After lunch I have another round of meetings with various staff members, to see how they can green their tasks. They take longer than I expected as people are genuinely interested and so I eventually hare off on the bike, heading back towards Camberwell where I have a meeting with a home eco-audit client and planning officers from Southwark Council.

He needed a letter of exemption from the council for the installation of solar panels. However, the council initially said he would have to get full planning permission, which meant his grant from the Energy Savings Trust was in danger of being lost. This had become more urgent as news emerged that the Government's grant programme for domestic renewables had run out of funds - halfway through the financial year.

4pm Due to the bike I got there in plenty of time and when the officers arrive I list the other councils who do not require planning permission for solar panels. Having argued that the panels do not change the roof line and his house is not listed, they agree to reconsider.

I then head home and a Denby fruit bowl, which I bought second-hand on e-Bay, has arrived. I am a bit disappointed as it is over-packaged. I then get on the phone to try and sort out the delivery of my new wood burner, which is delayed. It will reduce my winter CO2 emissions and I need it from October to April. In addition, my domestic wind-turbine is having teething problems. Since 1998, I have paid nearly £3,000 in tax for the eco-technologies that I have installed in my home, and got one government grant of £400. There is no grant for the burner.

5pm I go through the day's e-mails. I have a laptop which uses far less electricity than a PC and for which I got a one-watt LED lamp which fits into its USB port, so my lighting energy whilst working is tiny. The bulbs in my house use 190 watts. I have found some of my home eco-audit clients using up to 13,000 watts in total! This is the eco-warrior's nightmare - designer lighting with wasteful bulbs.
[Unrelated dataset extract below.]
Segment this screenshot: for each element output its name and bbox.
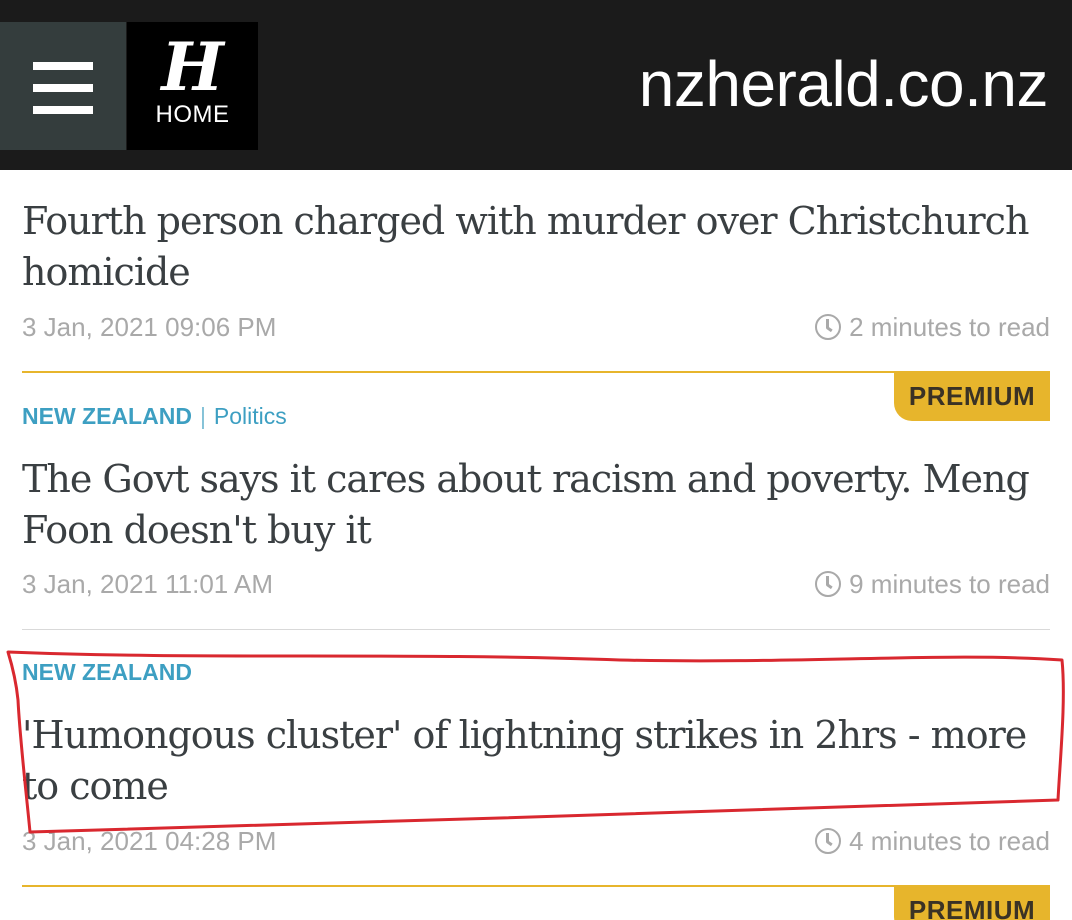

6pm Having cooked a curry, using the remaining tomatoes and apples from the garden, I tidy up the house as a mate is coming over to chill out. Almost for the first time this autumn, I light my flue-less gas-fire. These are an astonishing 100 per cent efficient, compared to the open coal-effect gas-fires which are less than 20 per cent efficient. This raises the question: If the Government is serious about climate chaos, why is it still legal to sell energy-wasting light bulbs, energy-wasting gas fires, have constantly running urinals and gas-guzzling cars?

Having done the dishes, using my bio-degradable English washing-up liquid Bio-D, I settle down to chill out with my mate Tony.

Midnight After he goes, I again check the e-mails, brush my teeth with my disposable-head toothbrush and natural toothpaste and head off to bed, ensuring that everything is turned off, including the phone-charger and broadband, and snuggle down to sleep in my organic cotton sheets. I finally doze off, happy with what for me was a fairly average day.

If the rest of the country could achieve the same negligible level of emissions and waste, then we would not need any more special energy-saving weeks, every week would be energy saving!